Mutiu laughed, small and ugly. "Then we bite."
surulere – evening resolve
By dusk, the office hummed with a new plan. Bayo had parsed the ledger, identified the shell company nodes, and traced the charitable routing to numbered accounts in a jurisdiction that required more legal teeth—but not impossibilities.
"We can't win this with just noise," Tope said. "We need a legal chokehold. We need affidavits from anyone complicit—an internal whistleblower, an accountant, a junior partner with a conscience. Once the documents are filed overseas, they can't scrub the paper in a server sweep."
Bayo looked out as the city went gold and black. "So we build the chain of custody. We protect Mutiu's path. We set a handoff in port harcourt at 0200. Dare will do the transfer to Ireti's line. And we time a press release in two windows—one local, one international."
Tope's relief showed, brief and sharp. "That's bold."
"It's necessary," Bayo said. "They thought hiding was security. It's arrogance. They confuse silence with safety. We will make sure their silence costs them exposure."
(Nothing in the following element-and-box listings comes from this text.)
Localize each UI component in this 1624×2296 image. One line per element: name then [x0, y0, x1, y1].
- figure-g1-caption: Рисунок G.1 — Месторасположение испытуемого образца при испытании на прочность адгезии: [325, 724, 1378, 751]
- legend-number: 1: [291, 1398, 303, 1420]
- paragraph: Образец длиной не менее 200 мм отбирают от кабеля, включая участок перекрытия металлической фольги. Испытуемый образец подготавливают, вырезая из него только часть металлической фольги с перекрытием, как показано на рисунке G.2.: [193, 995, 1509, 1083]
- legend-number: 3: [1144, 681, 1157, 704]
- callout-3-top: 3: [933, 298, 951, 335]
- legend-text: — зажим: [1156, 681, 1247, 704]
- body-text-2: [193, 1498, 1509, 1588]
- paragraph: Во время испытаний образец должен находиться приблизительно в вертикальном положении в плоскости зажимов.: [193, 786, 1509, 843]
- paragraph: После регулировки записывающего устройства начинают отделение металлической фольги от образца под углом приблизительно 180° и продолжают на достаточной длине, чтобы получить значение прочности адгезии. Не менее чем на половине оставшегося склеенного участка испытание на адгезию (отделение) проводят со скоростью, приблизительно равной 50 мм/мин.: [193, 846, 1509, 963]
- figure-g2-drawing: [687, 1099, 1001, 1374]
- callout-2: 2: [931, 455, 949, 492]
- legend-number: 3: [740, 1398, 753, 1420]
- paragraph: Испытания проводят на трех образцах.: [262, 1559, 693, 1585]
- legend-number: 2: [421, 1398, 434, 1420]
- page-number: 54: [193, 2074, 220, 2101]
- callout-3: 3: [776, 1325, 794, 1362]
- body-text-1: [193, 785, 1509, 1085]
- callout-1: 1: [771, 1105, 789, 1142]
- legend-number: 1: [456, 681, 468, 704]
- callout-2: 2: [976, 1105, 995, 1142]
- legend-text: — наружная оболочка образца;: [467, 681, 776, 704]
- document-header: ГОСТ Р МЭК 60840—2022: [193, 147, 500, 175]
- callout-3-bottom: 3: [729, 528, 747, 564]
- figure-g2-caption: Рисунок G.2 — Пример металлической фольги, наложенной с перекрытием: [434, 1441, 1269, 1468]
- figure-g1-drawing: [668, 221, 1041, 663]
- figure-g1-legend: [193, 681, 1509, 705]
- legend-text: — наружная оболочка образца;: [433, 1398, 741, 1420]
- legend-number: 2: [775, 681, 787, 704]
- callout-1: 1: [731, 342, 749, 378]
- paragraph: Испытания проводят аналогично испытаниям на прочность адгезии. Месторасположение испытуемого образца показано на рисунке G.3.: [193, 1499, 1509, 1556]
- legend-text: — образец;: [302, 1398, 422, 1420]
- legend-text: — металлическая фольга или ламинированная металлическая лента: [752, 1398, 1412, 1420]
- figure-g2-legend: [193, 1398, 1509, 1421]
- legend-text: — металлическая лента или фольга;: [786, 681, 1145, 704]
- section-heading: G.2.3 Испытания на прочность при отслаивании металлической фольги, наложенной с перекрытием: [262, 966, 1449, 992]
Outside, Lagos pulsed—indifferent and stubborn. The hum of vendors, the shout of a hawker, the distant siren—ordinary things that kept the city alive even as men arranged its fate in rooms of power.
closing note
Night swallowed Lagos. Mutiu moved like a shadow with purpose. Bayo planned like a man assembling a fragile cathedral of truth. The North Lagos contract hovered over the city like a storm: contracts, shell firms, offshore accounts, political favors, and a figure of ₦53 billion that could change fortunes and lives.
They were not safe. They were not yet victorious. But they were awake, and awake was dangerous to those who preferred breathing to be regulated in boardrooms and back offices.
Tomorrow the table would shift. Lies would be spun. Threats would sharpen. But one thing had been set: someone had seen the ledger, and the ledger could not be un-seen.
"Every breath has a cost," Bayo murmured, and then louder for the empty office to hear, "and every cost must be met with resolve."